Find the value of $\left[\frac{1}{\sqrt 2}+\frac{1}{ \sqrt 3}+......+\frac{1}{\sqrt {1000}}\right]$

This is all about providing an accurate approximation for the involved generalized harmonic sum. I will use a technique (creative telescoping) clearly outlined in the first chapter of these course notes.
We may notice that $$ \sqrt{n+\frac{1}{2}}-\sqrt{n-\frac{1}{2}} = \frac{1}{\sqrt{n+\frac{1}{2}}+\sqrt{n-\frac{1}{2}}} $$ is a telescopic term and it is, additionally, pretty close to $\frac{1}{2\sqrt{n}}$. In particular $$ \frac{1}{\sqrt{n}}-2\left(\sqrt{n+\frac{1}{2}}-\sqrt{n-\frac{1}{2}}\right)= d_n\\=-\frac{1}{2\sqrt{n}\left(\sqrt{n+1/2}+\sqrt{n-1/2}\right)^2\left(\sqrt{n+1/2}+\sqrt{n}\right)\left(\sqrt{n-1/2}+\sqrt{n}\right)}$$ is a negative term that behaves like $-\frac{1}{32 n^{5/2}}$ for large $n$s. It follows that $$ \sum_{k=2}^{1000}\frac{1}{\sqrt{k}} = 2\sum_{k=2}^{1000}\left(\sqrt{k+\frac{1}{2}}-\sqrt{k-\frac{1}{2}}\right)+\sum_{k=2}^{1000}d_k $$ has a distance from $$ 2\sum_{k=2}^{1000}\left(\sqrt{k+\frac{1}{2}}-\sqrt{k-\frac{1}{2}}\right) = 2\left(\sqrt{1000+\frac{1}{2}}-\sqrt{2-\frac{1}{2}}\right) $$ that is less$^{(*)}$ than $\frac{8}{1000}$. By computing the last quantity it follows that the answer is $\color{red}{60}$.

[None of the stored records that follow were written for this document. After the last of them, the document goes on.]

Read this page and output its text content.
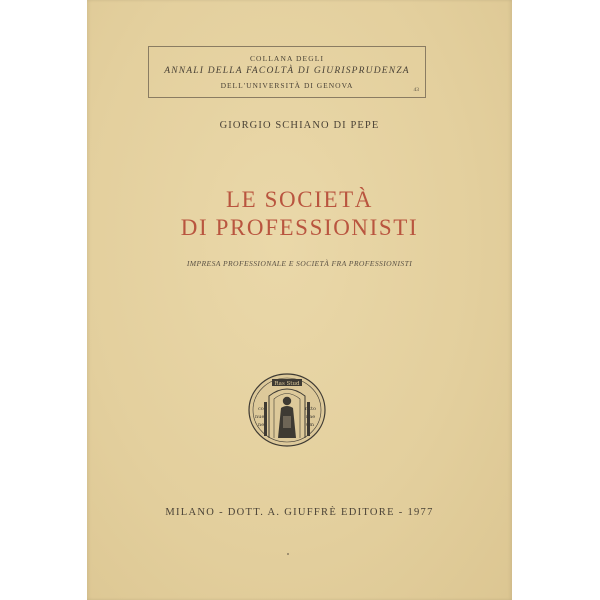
COLLANA DEGLI
ANNALI DELLA FACOLTÀ DI GIURISPRUDENZA
DELL'UNIVERSITÀ DI GENOVA	43
GIORGIO SCHIANO DI PEPE
LE SOCIETÀ
DI PROFESSIONISTI
IMPRESA PROFESSIONALE E SOCIETÀ FRA PROFESSIONISTI
Ras Stud
co
nuer
ne
ritto
nae
um
MILANO - DOTT. A. GIUFFRÈ EDITORE - 1977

$(*)$ Proof: we have $$ |d_k|\leq \frac{1}{48 k^{3/2}}-\frac{1}{48(k+1)^{3/2}} $$ hence $$ \sum_{k=2}^{1000}|d_k|\leq \sum_{k\geq 2}|d_k|\leq \frac{1}{48\cdot 2^{3/2}}<\frac{8}{1000}.$$


$\newcommand{\bbx}[1]{\,\bbox[8px,border:1px groove navy]{\displaystyle{#1}}\,} \newcommand{\braces}[1]{\left\lbrace\,{#1}\,\right\rbrace} \newcommand{\bracks}[1]{\left\lbrack\,{#1}\,\right\rbrack} \newcommand{\dd}{\mathrm{d}} \newcommand{\ds}[1]{\displaystyle{#1}} \newcommand{\expo}[1]{\,\mathrm{e}^{#1}\,} \newcommand{\ic}{\mathrm{i}} \newcommand{\mc}[1]{\mathcal{#1}} \newcommand{\mrm}[1]{\mathrm{#1}} \newcommand{\pars}[1]{\left(\,{#1}\,\right)} \newcommand{\partiald}[3][]{\frac{\partial^{#1} #2}{\partial #3^{#1}}} \newcommand{\root}[2][]{\,\sqrt[#1]{\,{#2}\,}\,} \newcommand{\totald}[3][]{\frac{\mathrm{d}^{#1} #2}{\mathrm{d} #3^{#1}}} \newcommand{\verts}[1]{\left\vert\,{#1}\,\right\vert}$

With the identity $\ds{\sum_{k = 1}^{N}{1 \over n^{s}} = {N^{1 - s} \over 1 - s} + \zeta\pars{s} + s\int_{N}^{\infty}{\braces{x} \over x^{s + 1}}\,\dd x}$:

\begin{align} \left\lfloor\sum_{n = 2}^{1000}{1 \over \root{n}}\right\rfloor & = \left\lfloor-1 + \sum_{n = 1}^{1000}{1 \over \root{n}}\right\rfloor = \left\lfloor-1 + \pars{2\root{1000} + \zeta\pars{1 \over 2} + {1 \over 2}\int_{1000}^{\infty}{\braces{x} \over x^{3/2}}\,\dd x}\right\rfloor \\[5mm] & = \left\lfloor\underbrace{20\root{10} + \zeta\pars{1 \over 2} - 1} _{\ds{\approx\ \color{#f00}{60.7852}}}\ +\ \underbrace{{1 \over 2}\int_{1000}^{\infty}{\braces{x} \over x^{3/2}}\,\dd x} _{\ds{\left\vert\begin{array}{l}\ds{> 0} \\ \mbox{and}\ <\ {\root{10} \over 100}\ \approx\ \color{#f00}{0.0316} \end{array}\right.}}\right\rfloor = \bbx{\ds{\large\color{#f00}{60}}} \end{align}